11

In Lisp, you can have something like this:

(setf my-stuff '(1 2 "Foo" 34 42 "Ni" 12 14 "Blue"))
(format t "~{~d ~r ~s~%~}" my-stuff)

What would be the most Pythonic way to iterate over that same list? The first thing that comes to mind is:

mystuff = [1, 2, "Foo", 34, 42, "Ni", 12, 14, "Blue"]
for x in xrange(0, len(mystuff)-1, 3):
    print "%d %d %s" % tuple(mystuff[x:x+3])

But that just feels awkward to me. I'm sure there's a better way?

Well, unless someone later provides a better example, I think gnibbler's solution is the nicest\closest, though it may not be quite as apparent at first how it does what it does:

mystuff = [1, 2, "Foo", 34, 42, "Ni", 12, 14, "Blue"]
for x in zip(*[iter(mystuff)]*3):
    print "{0} {1} {2}".format(*x)
Wayne Werner
  • 49,299
  • 29
  • 200
  • 290

6 Answers6

13
mystuff = [1, 2, "Foo", 34, 42, "Ni", 12, 14, "Blue"]
for x in zip(*[iter(mystuff)]*3):
    print "%d %d %s"%x

Or using .format

mystuff = [1, 2, "Foo", 34, 42, "Ni", 12, 14, "Blue"]
for x in zip(*[iter(mystuff)]*3):
    print "{0} {1} {2}".format(*x)

If the format string is not hardcoded, you can parse it to work out how many terms per line

from string import Formatter
num_terms = sum(1 for x in Formatter().parse("{0} {1} {2}"))

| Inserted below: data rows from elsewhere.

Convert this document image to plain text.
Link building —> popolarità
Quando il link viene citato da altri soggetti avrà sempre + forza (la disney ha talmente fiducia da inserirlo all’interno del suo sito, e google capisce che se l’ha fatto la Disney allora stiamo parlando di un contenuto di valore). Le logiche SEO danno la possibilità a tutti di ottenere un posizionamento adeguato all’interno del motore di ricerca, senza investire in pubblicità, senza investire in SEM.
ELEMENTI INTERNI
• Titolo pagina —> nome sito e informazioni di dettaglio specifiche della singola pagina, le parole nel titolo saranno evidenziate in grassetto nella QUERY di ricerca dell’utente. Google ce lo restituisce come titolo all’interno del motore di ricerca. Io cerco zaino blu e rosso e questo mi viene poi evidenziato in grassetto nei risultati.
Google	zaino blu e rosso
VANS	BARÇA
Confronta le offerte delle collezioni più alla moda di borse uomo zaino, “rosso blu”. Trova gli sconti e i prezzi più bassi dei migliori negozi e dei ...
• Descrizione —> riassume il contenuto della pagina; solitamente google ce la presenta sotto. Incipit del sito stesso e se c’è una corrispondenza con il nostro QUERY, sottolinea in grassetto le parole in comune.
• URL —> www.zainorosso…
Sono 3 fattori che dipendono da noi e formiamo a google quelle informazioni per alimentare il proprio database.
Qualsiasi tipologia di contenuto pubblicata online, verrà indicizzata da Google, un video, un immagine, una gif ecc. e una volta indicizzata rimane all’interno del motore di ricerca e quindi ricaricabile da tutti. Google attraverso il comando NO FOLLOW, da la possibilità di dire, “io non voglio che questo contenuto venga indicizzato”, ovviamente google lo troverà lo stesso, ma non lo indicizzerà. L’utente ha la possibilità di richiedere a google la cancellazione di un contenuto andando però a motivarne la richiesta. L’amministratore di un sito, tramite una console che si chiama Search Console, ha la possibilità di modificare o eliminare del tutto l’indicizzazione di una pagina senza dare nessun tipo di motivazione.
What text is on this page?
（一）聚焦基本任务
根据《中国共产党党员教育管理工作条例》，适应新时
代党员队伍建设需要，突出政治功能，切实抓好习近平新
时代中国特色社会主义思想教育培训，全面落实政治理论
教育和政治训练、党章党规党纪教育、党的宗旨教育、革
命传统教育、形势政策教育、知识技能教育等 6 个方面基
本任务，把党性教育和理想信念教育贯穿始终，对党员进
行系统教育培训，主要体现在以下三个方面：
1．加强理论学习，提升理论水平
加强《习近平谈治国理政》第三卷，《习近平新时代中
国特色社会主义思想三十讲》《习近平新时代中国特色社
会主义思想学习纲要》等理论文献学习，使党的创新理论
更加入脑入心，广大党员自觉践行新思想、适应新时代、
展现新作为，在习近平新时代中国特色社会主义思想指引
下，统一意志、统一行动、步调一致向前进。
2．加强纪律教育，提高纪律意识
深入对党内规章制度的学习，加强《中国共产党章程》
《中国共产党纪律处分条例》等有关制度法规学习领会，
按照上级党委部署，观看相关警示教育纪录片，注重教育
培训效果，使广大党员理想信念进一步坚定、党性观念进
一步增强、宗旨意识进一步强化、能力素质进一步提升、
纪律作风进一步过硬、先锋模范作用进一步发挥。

Putting it all together gives

mystuff = [1, 2, "Foo", 34, 42, "Ni", 12, 14, "Blue"]
fmt = "{0} {1} {2}"
num_terms = sum(1 for x in Formatter().parse(fmt))
for x in zip(*[iter(mystuff)]*num_terms):
    print fmt.format(*x)
John La Rooy
  • 295,403
  • 53
  • 369
  • 502
  • I *really* like this solution, and I was really confused at first but after hacking at the code that is really elegant. – Wayne Werner Jul 01 '10 at 21:20
6

I think join is the most similar feature in Python:

(format t "~{~D, ~}" foo)

print(foo.join(", "))

It's a little worse when you have multiple items inside, as you see, though if you have a group-by function (which is really useful anyway!), I think you can make it work without too much trouble. Something like:

mystuff = [1, 2, "Foo", 34, 42, "Ni", 12, 14, "Blue"]
print(["%d %d %s" % x for x in group(mystuff, 3)].join("\n"))
Ken
  • 9,797
  • 3
  • 16
  • 14
  • Yes, with the addition of a specialized generator function you could make it look really nice. – Wayne Werner Jul 01 '10 at 21:13
  • Yeah, I guess it depends on how much you want to cheat. You could port `FORMAT` to Python and say `FORMAT(True, "~{~d ~r ~s~%~}", my_stuff)`, if you were really bored some weekend. :-) – Ken Jul 01 '10 at 21:18
  • I've been tempted! Of course I also wish that the `~r` were part of Python libs, too... There's already a module on sourceforge: http://sourceforge.net/projects/pynum2word/ – Wayne Werner Jul 01 '10 at 21:27
4

For starters, I'd use the newer string formatting methods in 2.6+

print "{0} {1} {2}".format(*mystuff[x:x+3])
Josh Wright
  • 2,495
  • 16
  • 20
3

I'd say the most Pythonic would be to make the list deeper:

mystuff = [(1, 2, "Foo"), (34, 42, "Ni"), (12, 14, "Blue")]
for triplet in mystuff:
    print "%d %d %s" % triplet
Walter Mundt
  • 24,753
  • 5
  • 53
  • 61
  • that's basically what gnibblers solution creates: `[x for x in zip(*[iter(mystuff)]*3)]` = `[(1, 2, 'foo'), (34, 42, 'ni'), (12, 14, 'blue')]` Pretty slick, neh? – Wayne Werner Jul 02 '10 at 12:28
  • I know that, but I think it's more Pythonic just to have the list in that form to begin with. That was the original question, right? – Walter Mundt Jul 02 '10 at 13:12
  • Well, I was a little ambiguous, so I fixed the wording. I really was more interested in the iterating/formatting part - consuming a certain # of list values per iteration. But in terms of the whole "program", your solution would be more pythonic – Wayne Werner Jul 02 '10 at 14:05
2
stuff = [1, 2, "Foo", 34, 42, "Ni", 12, 14, "Blue"]

it = iter(stuff)
itn = it.next

print '\n'.join("%d %d %s" % (el,itn(),itn())
                for el in it)

Very understandable, I think

eyquem
  • 26,771
  • 7
  • 38
  • 46
0

A two liner based on Wright:

mystuff = [1, 2, "Foo", 34, 42, "Ni", 12, 14, "Blue"]
print '\n'.join("{0},{1},{2}".format(*mystuff[x:x+3]) for x in xrange(0, len(mystuff)-1, 3))
ksed
  • 335
  • 1
  • 4
  • 13